One of the last 2010 CAM cache locations I visited, the site of the Old Brant Mine, along the Meadow Mountain Trail in the Deep Creek Lake Recreation Area.


The end goal of CAM 2010: the CAM picnic!


There was picnic food, of course.


Another big event is the cache toss, a sort of shotput event that involves throwing a heavy ammo can (a favorite type of geocache container) as far as possible. It's pretty heavy, but if you get a lucky bounce it can roll far. I got a lucky bounce and won, but I thought it was really too close to call between me and the second place finisher, so I challanged the top 2 runners-up to a "toss off." I didn't get a lucky bounce the second time, though, and lost out to the original second place finisher. I took this picture, so that is not me in it. I don't know if anybody took a picture of me!
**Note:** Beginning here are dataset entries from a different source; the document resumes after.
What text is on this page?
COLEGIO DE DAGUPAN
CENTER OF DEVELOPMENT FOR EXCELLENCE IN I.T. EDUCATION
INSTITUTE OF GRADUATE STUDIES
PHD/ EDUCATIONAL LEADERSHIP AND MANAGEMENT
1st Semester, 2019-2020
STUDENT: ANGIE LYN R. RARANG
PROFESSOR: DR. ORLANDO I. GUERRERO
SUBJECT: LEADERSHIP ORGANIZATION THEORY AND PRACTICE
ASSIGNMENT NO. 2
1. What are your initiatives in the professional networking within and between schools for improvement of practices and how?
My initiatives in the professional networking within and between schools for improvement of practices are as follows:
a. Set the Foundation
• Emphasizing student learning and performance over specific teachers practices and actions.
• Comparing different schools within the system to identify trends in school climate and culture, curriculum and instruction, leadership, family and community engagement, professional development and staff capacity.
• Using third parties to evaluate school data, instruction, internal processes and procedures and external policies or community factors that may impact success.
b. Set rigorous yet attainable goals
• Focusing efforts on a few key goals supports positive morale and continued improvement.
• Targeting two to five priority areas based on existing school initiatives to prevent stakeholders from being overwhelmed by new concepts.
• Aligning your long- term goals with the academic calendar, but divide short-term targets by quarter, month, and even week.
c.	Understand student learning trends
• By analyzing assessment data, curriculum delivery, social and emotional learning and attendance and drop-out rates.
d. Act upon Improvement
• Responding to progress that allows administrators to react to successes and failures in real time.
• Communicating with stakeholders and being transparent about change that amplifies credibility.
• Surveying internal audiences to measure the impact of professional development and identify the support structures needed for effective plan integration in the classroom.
There is also a junior division of the ammo can toss! Here a member of the geocaching team The Incredibles gives the can a mighty toss.


More yellow flowers. That's it for CAM 2010.


After traveling all over Maryland to find caches, I went back to the Appalachian Trail (well, technically, an area on South Mountain near the trail) near where I live. The cache at this site was described as being under a big rock. So, lots of help there, eh?


The cache container (an ammo can!) for this cache ("Steep Creek"). The cache was marked as lost by the cache owner but I found it!


This is the travel bug known as Big Red ATV. Clink on the link to read the story of Big Red. I was happy to recover Big Red in May and help him along his way (more on that in a subsequent blog entry, hopefully written before another six months goes by!).


A picture from the Black Rock view on the Appalachian Trail one evening in June. It's a little over-exposed; it was not quite that bright, but it was not night, either.


A couple weeks later, I nearly stepped on this guy. Fortunately for him, he jumped out of the way. Doubly fortunately for him, I had no interest in eating him after he gave away his location like that.


Same critter, different angle. I was pleased that I got a couple sharp close-up pictures out of my camera. I thought these turned out well. That's it for this blog entry!